This Jalapeño Popper Chicken Salad is the ultimate! Creamy chicken salad with roasted jalapeños, bacon and cheddar cheese. Say goodbye to boring ol' chicken sandwiches and have Jalapeño Popper Chicken Wraps instead.
- 2 Lbs. Boneless, Skinless Chicken Breast (pounded to an even thickness)
- Olive Oil
- 1 teaspoon Garlic Powder
- 1 teaspoon Onion Powder
- 1/2 teaspoon Smoked Paprika
- 1/2 teaspoon Cumin
- 4 Jalapeños (stems/seeds removed, sliced in half lengthwise)
- 4 ounces Cream Cheese (softened)
- 1/2 Cup Mayonnaise (or sub with sour cream)
- 1/2 Cup Chopped Cooked Bacon
- 1/2 Cup Shredded Cheddar Cheese
Preheat oven to 350°F
Place chicken in large baking dish. Coat with olive oil, salt/pepper, garlic powder, onion powder, paprika and cumin. Cover baking dish with foil.
Place jalapeños in a separate smaller baking dish.
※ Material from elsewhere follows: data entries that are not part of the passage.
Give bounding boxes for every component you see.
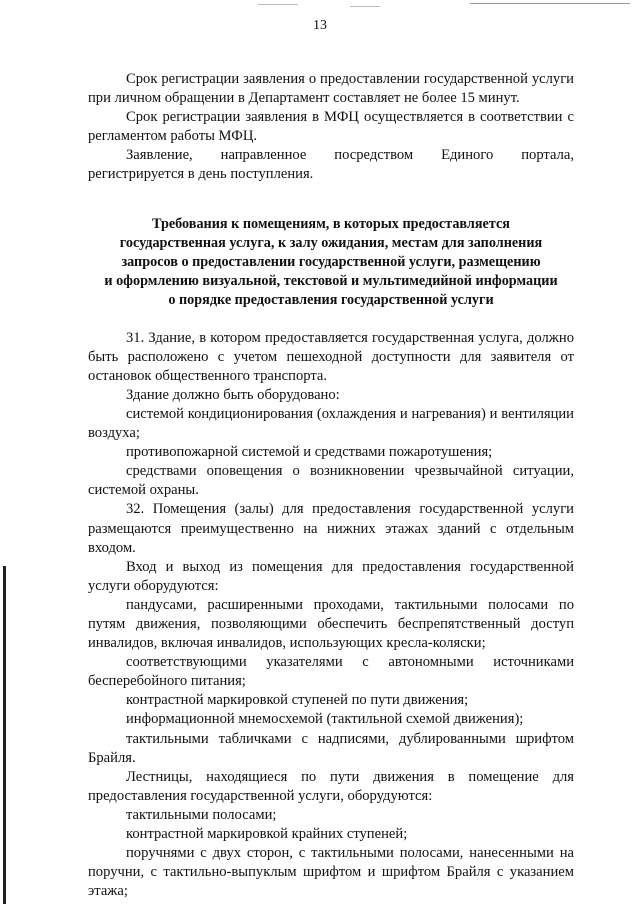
- scan-edge-line: [3, 566, 6, 904]
- paragraph: 31. Здание, в котором предоставляется государственная услуга, должно быть расположено с учетом пешеходной доступности для заявителя от остановок общественного транспорта.: [88, 329, 574, 384]
- paragraph: 32. Помещения (залы) для предоставления государственной услуги размещаются преимущественно на нижних этажах зданий с отдельным входом.: [88, 501, 574, 556]
- heading-line: Требования к помещениям, в которых предоставляется: [152, 215, 510, 232]
- paragraph: контрастной маркировкой ступеней по пути движения;: [126, 692, 469, 709]
- document-body: [88, 70, 574, 901]
- scan-noise: [350, 6, 380, 7]
- paragraph: Срок регистрации заявления о предоставлении государственной услуги при личном обращении в Департамент составляет не более 15 минут.: [88, 71, 574, 107]
- paragraph: тактильными табличками с надписями, дублированными шрифтом Брайля.: [88, 730, 574, 766]
- paragraph: противопожарной системой и средствами пожаротушения;: [126, 444, 493, 461]
- scan-noise: [258, 4, 298, 5]
- paragraph: Здание должно быть оборудовано:: [126, 386, 340, 403]
- paragraph: информационной мнемосхемой (тактильной схемой движения);: [126, 711, 524, 728]
- paragraph: поручнями с двух сторон, с тактильными полосами, нанесенными на поручни, с тактильно-выпуклым шрифтом и шрифтом Брайля с указанием этажа;: [88, 845, 574, 900]
- paragraph: тактильными полосами;: [126, 806, 277, 823]
- section-heading: [88, 215, 574, 310]
- paragraph: контрастной маркировкой крайних ступеней;: [126, 826, 408, 842]
- heading-line: и оформлению визуальной, текстовой и мультимедийной информации: [104, 272, 558, 289]
- paragraph: системой кондиционирования (охлаждения и нагревания) и вентиляции воздуха;: [88, 405, 574, 442]
- heading-line: запросов о предоставлении государственной услуги, размещению: [121, 253, 541, 270]
- paragraph: средствами оповещения о возникновении чрезвычайной ситуации, системой охраны.: [88, 463, 574, 499]
- paragraph: соответствующими указателями с автономными источниками бесперебойного питания;: [88, 654, 574, 690]
- heading-line: о порядке предоставления государственной услуги: [168, 291, 494, 308]
- paragraph: Вход и выход из помещения для предоставления государственной услуги оборудуются:: [88, 558, 574, 594]
- paragraph: Срок регистрации заявления в МФЦ осуществляется в соответствии с регламентом работы МФЦ.: [88, 109, 574, 145]
- heading-line: государственная услуга, к залу ожидания, местам для заполнения: [119, 234, 543, 251]
- page-number: 13: [313, 18, 327, 33]
- paragraph: пандусами, расширенными проходами, тактильными полосами по путям движения, позволяющими обеспечить беспрепятственный доступ инвалидов, включая инвалидов, использующих кресла-коляски;: [88, 596, 574, 652]
- paragraph: Лестницы, находящиеся по пути движения в помещение для предоставления государственной услуги, оборудуются:: [88, 768, 574, 804]
- paragraph: Заявление, направленное посредством Единого портала, регистрируется в день поступления.: [88, 147, 574, 183]
- scan-noise: [470, 3, 630, 4]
Coat with olive oil, salt and pepper. Cover baking dish with foil.
Bake chicken and jalapeños at the same time. Remove jalapeños after 30 minutes. Let cool then chop.
Continue to cook chicken until it reaches an internal temp of 165°F (typically 45-60 minutes total, depending on size and thickness) Remove chicken from oven and let cool.
Transfer chicken to large bowl and shred with two forks. Add chopped jalapeños, cream cheese, mayonnaise, and bacon. Stir until combined. Salt and pepper to taste then gently stir in shredded cheddar.
Serve in wraps, sandwiches, on top of salad, crackers or alone.